«S’auto-former n’est pas dans l’ADN du cadre marocain»

Questions à Mohamed Benouarrek, DRH de Promamec – expert international en ressources humaines et conduite du changement

La Vie éco : Quelles motivations peuvent pousser un individu à s’auto-former ?

• Certains perçoivent l’auto-formation comme un rattrapage d’un épisode de leur vie et tachent à combler certaines lacunes ou à réaliser un rêve, voire un objectif. D’autres considèrent l’auto-formation comme un épanouissement personnel, car ceci nourrit leur sentiment de croissance et d’évolution.

Il est certain que les motivations pour l’auto-formation diffèrent d’une personne à l’autre, mais elles convergent toutes vers la montée en compétence des individus qui sont également des collaborateurs.

Pour ce type de formation, l’ambition et la motivation doivent émaner essentiellement de chez l’individu. Elle n’est pas dictée par l’entreprise en général. Les enjeux sont souvent des défis personnels ou bien un sentiment de réalisation de soi.

Est-ce dans l’ADN du cadre marocain de s’investir dans l’auto-formation ?

• Pas forcément. L’auto-formation n’est pas très répandue au Maroc comparé à d’autres pays européens ou encore asiatiques. Aux Etats Unis, on parle des 3 L’s : Life – Long – Learning.

Il n’est guère étrange de voir des quinquagénaires, sexagénaires ou bien même des septuagénaires assis aux rangs des écoles ou devant leurs ordinateurs à suivre des cours.

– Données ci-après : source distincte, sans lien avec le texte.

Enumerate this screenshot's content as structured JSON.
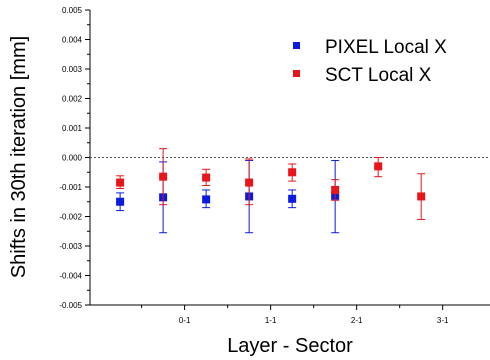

La poursuite du savoir revêt un caractère ordinaire et personnel et n’est guère annexée à la volonté de grimper les échelles professionnelles uniquement.

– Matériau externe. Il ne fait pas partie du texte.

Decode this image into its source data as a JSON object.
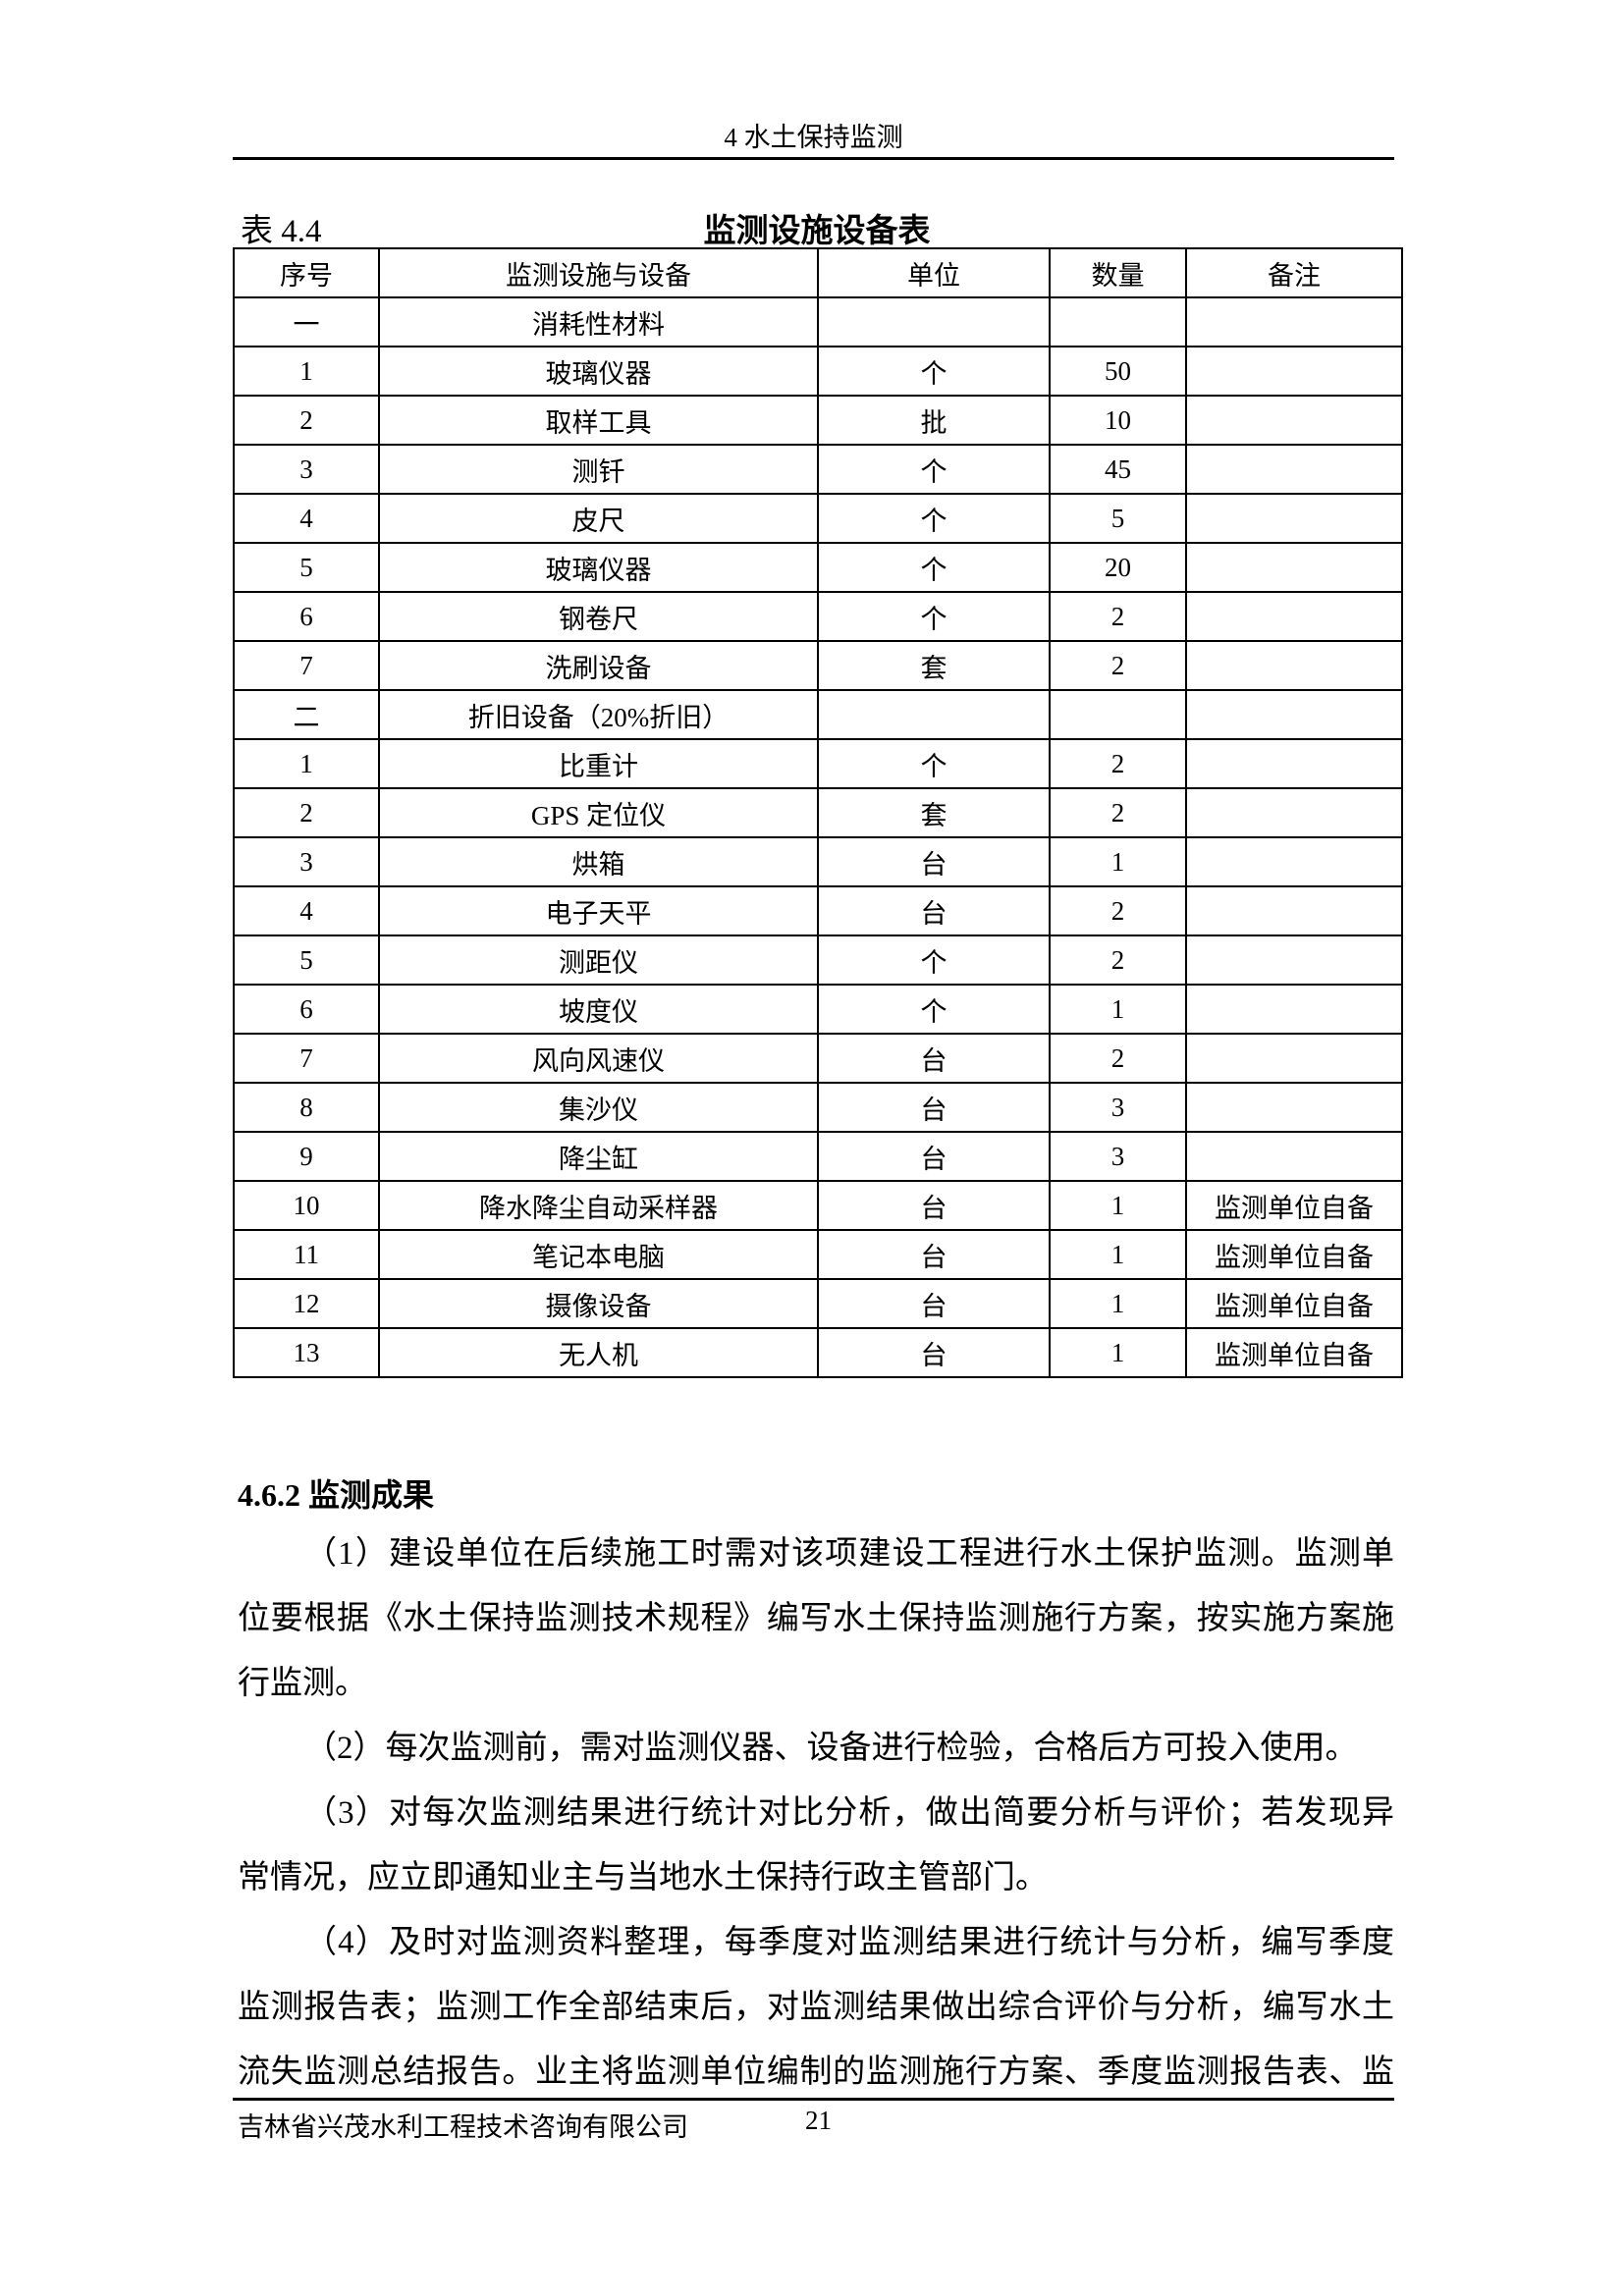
{
  "header": {
    "title": "4 水土保持监测"
  },
  "table": {
    "number": "表 4.4",
    "title": "监测设施设备表",
    "columns": [
      "序号",
      "监测设施与设备",
      "单位",
      "数量",
      "备注"
    ],
    "rows": [
      [
        "一",
        "消耗性材料",
        "",
        "",
        ""
      ],
      [
        "1",
        "玻璃仪器",
        "个",
        "50",
        ""
      ],
      [
        "2",
        "取样工具",
        "批",
        "10",
        ""
      ],
      [
        "3",
        "测钎",
        "个",
        "45",
        ""
      ],
      [
        "4",
        "皮尺",
        "个",
        "5",
        ""
      ],
      [
        "5",
        "玻璃仪器",
        "个",
        "20",
        ""
      ],
      [
        "6",
        "钢卷尺",
        "个",
        "2",
        ""
      ],
      [
        "7",
        "洗刷设备",
        "套",
        "2",
        ""
      ],
      [
        "二",
        "折旧设备（20%折旧）",
        "",
        "",
        ""
      ],
      [
        "1",
        "比重计",
        "个",
        "2",
        ""
      ],
      [
        "2",
        "GPS 定位仪",
        "套",
        "2",
        ""
      ],
      [
        "3",
        "烘箱",
        "台",
        "1",
        ""
      ],
      [
        "4",
        "电子天平",
        "台",
        "2",
        ""
      ],
      [
        "5",
        "测距仪",
        "个",
        "2",
        ""
      ],
      [
        "6",
        "坡度仪",
        "个",
        "1",
        ""
      ],
      [
        "7",
        "风向风速仪",
        "台",
        "2",
        ""
      ],
      [
        "8",
        "集沙仪",
        "台",
        "3",
        ""
      ],
      [
        "9",
        "降尘缸",
        "台",
        "3",
        ""
      ],
      [
        "10",
        "降水降尘自动采样器",
        "台",
        "1",
        "监测单位自备"
      ],
      [
        "11",
        "笔记本电脑",
        "台",
        "1",
        "监测单位自备"
      ],
      [
        "12",
        "摄像设备",
        "台",
        "1",
        "监测单位自备"
      ],
      [
        "13",
        "无人机",
        "台",
        "1",
        "监测单位自备"
      ]
    ]
  },
  "section": {
    "heading": "4.6.2 监测成果"
  },
  "paragraphs": [
    [
      "（1）建设单位在后续施工时需对该项建设工程进行水土保护监测。监测单",
      "位要根据《水土保持监测技术规程》编写水土保持监测施行方案，按实施方案施",
      "行监测。"
    ],
    [
      "（2）每次监测前，需对监测仪器、设备进行检验，合格后方可投入使用。"
    ],
    [
      "（3）对每次监测结果进行统计对比分析，做出简要分析与评价；若发现异",
      "常情况，应立即通知业主与当地水土保持行政主管部门。"
    ],
    [
      "（4）及时对监测资料整理，每季度对监测结果进行统计与分析，编写季度",
      "监测报告表；监测工作全部结束后，对监测结果做出综合评价与分析，编写水土",
      "流失监测总结报告。业主将监测单位编制的监测施行方案、季度监测报告表、监"
    ]
  ],
  "footer": {
    "company": "吉林省兴茂水利工程技术咨询有限公司",
    "page": "21"
  }
}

On déplore le fait que les gens qui s’adonnent à l’auto-formation soient peu nombreux au Maroc ; d’autres priorités semblent prendre le dessus.

Comment mobiliser ses soft skills pour s’auto-former ?

• L’auto-formation elle-même est le fruit de certaines soft-skills telles que la persévérance, la curiosité intellectuelle, l’esprit de challenge, etc., pour n’en citer que quelques-uns.

Lier la formation uniquement au diplôme et le diplôme uniquement au travail est un crime. La chaîne d’acquisition du savoir doit être indexée à la chaîne de la vie.

Cette perception est malheureusement loin d’être partagée par tout le monde ici.

L’auto-formation peut inversement et également porter sur le développement de ses soft-skills. Nous constatons à cet effet une croissante conscience que le développement de soi est très lucratif sur le plan personnel.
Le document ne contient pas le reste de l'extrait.